At this point, you could write tools to parse the log and do all sorts of data manipulation (hopefully producing some good information). For example, you can use Python to parse the data. Although I’m not a Python expert, you can perhaps use the Python string method split() to break each line of the logfile into pieces like this:

#!/usr/bin/python

example_string = "Aug 25 16:24:51 test1 laytonjb: Environment_Modules,500,500,1345926291,/opt/cluster_tools/modules,load,compilers/open64/5.0";

List1 = example_string.split()
print List1
n = len(List1);

List2 = List1[n-1].split(",");
print List2

You can do this sort of thing in Perl, Desperate Perl, Matlab, R, or almost any language you want.

As an example of how useful environmental module information can be, the HPC team at Harvard used their tools to do a quick survey of the modules their users were using and which ones were used the most. The first part of the results show they provide their users almost 2,200 modules!
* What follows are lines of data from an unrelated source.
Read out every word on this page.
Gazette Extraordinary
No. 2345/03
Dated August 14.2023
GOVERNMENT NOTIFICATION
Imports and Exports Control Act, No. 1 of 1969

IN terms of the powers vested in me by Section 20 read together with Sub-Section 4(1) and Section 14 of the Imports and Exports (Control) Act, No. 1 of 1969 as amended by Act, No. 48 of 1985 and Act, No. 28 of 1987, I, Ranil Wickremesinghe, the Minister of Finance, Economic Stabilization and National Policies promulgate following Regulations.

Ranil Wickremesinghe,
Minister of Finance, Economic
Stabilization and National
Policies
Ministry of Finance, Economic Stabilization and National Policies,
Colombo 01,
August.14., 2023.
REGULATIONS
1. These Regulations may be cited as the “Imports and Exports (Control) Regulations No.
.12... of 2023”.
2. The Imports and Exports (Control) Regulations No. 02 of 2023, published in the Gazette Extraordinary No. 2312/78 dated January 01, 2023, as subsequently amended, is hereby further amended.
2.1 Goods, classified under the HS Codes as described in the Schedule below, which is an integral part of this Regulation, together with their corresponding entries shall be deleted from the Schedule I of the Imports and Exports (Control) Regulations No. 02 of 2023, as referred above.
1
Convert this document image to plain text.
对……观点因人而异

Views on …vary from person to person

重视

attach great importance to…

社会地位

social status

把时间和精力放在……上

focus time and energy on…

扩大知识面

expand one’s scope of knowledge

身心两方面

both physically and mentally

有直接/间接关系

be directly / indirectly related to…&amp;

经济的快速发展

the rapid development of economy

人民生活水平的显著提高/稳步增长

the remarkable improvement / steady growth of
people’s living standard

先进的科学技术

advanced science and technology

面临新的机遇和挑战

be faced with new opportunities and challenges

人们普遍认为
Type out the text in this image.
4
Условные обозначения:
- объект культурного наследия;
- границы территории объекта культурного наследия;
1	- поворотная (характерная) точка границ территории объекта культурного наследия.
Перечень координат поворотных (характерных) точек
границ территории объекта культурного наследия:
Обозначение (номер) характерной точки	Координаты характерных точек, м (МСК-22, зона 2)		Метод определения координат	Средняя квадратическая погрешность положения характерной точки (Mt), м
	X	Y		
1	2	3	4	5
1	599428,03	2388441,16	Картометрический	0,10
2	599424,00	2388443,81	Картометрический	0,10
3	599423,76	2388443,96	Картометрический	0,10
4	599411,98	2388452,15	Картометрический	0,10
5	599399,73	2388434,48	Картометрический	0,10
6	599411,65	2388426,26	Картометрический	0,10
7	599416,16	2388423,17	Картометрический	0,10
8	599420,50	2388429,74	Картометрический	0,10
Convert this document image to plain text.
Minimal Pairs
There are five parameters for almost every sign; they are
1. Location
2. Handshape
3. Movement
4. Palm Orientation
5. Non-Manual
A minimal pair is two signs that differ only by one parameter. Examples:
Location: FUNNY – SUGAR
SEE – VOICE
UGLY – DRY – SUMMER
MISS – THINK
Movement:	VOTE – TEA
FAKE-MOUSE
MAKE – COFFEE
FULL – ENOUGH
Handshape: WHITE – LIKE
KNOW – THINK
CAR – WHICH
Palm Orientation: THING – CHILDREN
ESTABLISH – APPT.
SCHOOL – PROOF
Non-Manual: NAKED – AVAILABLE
In the second part, they look at which modules were used the most. The information they gathered in the article is really interesting, at least to HPC people.

This Environment Module audit at Harvard was the inspiration for this article, and I want to thank the Harvard team, particularly their fearless leader and Desperate Perl guru, Dr. James Cuff. They are a really innovative team that keeps a huge and diverse user base happy and productive.